Concerns for patient care
The president of the Manitoba Nurses Union is concerned about patient care, given the increased workload of the PICC nurses. They are not supposed to be starting IVs, said Sandi Mowat — they're there to take care of the central lines.
"There's one [PICC nurse] for the whole building so sometimes she can't get to her calls in a timely fashion," said Mowat. "She has many other assignments."
She said she would argue that one PICC nurse per shift to service the entire hospital, as well as the Children's Hospital, is not adequate, especially if they're starting IVs in addition to their central line duties.
I just would hope that someone is looking at what impact this has had on patient care and evaluating if the decision was correct.- Manitoba Nurses Union president Sandi Mowat
"I still don't understand where the savings is in all this. If there's patients that aren't being able to receive their treatment, that causes problems first of all for the patient, but then the patient has to be rescheduled," she said, adding the clinics are very busy.
According to the College of Registered Nurses of Manitoba, TPA administration is within the scope of practice of all registered nurses, but that may depend on policies of individual hospitals.
"If the infusion clinics wanted to have the RNs working there do that, then we would suggest they would have to look at the staffing very closely and they would likely have to add extra staff," said Mowat.
The union president is concerned the effect of the changes goes beyond the nurses she represents.
"I just would hope that someone is looking at what impact this has had on patient care and evaluating if the decision was correct and if not, [is] looking at what they can do to improve patient care."
Worried about the wait
Dohan is apprehensive about her HSC visit next month, because she doesn't know how long she'll have to wait for the PICC nurse.
"One person cannot do the whole HSC. When I was there to get it taken out, it was the same lady that put the TPA in on Thursday," she said.

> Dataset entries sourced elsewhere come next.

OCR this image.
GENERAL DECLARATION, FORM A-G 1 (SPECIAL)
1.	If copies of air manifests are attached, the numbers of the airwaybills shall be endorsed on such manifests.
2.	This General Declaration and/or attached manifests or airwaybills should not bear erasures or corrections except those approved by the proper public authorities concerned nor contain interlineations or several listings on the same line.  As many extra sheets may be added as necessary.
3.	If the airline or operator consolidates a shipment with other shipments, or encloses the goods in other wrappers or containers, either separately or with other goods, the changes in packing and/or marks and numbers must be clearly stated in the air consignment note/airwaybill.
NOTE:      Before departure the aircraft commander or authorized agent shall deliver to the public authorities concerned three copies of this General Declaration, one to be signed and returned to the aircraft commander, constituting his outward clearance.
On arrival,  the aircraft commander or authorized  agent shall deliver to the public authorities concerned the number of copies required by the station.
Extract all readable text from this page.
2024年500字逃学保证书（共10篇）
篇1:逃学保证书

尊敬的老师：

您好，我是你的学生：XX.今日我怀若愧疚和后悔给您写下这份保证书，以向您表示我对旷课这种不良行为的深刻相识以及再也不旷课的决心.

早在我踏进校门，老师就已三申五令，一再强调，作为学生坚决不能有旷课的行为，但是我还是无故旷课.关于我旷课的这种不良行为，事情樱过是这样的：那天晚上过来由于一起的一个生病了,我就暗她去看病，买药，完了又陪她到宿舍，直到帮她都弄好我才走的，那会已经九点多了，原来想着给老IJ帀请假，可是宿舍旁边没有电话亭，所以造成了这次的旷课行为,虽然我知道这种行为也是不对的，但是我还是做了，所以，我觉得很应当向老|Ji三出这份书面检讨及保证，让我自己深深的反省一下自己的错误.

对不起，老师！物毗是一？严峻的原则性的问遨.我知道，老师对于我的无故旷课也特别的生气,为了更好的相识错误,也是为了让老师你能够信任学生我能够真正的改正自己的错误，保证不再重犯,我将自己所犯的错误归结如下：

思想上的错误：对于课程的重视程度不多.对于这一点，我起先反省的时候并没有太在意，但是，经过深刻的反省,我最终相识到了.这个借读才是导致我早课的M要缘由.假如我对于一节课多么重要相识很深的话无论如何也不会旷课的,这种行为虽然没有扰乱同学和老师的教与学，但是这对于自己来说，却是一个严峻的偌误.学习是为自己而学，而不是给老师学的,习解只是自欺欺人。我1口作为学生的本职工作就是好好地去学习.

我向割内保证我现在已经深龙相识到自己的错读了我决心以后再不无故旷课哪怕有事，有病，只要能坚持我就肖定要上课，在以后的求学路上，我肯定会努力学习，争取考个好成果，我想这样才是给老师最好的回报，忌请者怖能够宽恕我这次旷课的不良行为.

According to Dohan the two talked about how busy the nurse was.
She hopes the Winnipeg Regional Health Authority and the province hear her call to add more PICC nurses, even if only a couple.
"It's not [the nurses'] fault that the care is not the same as it was before. It's [that] there isn't enough staff. It's scary."
In a statement, a spokesperson for the HSC wrote, "We are very sorry to hear about the patient's experience and are concerned about the issues she has raised related to her care."
The spokesperson said it is unusual for a patient to need their central line cleared out as often as Dohan, and the hospital plans to reach out to her to understand how to "better meet her needs."
The spokesperson said the shift from the IV team to a model where all nurses start IVs has been occurring throughout North America and already occurs at other hospitals in the city. However, the spokesperson said the transition at the HSC "has experienced some growing pains as all nurses build their skill and competency."
But Dohan is still concerned about the patients — including herself — for whom the PICC team is still called for, and insists reducing the complement of specalized IV nurses from 21 to 6 is too drastic.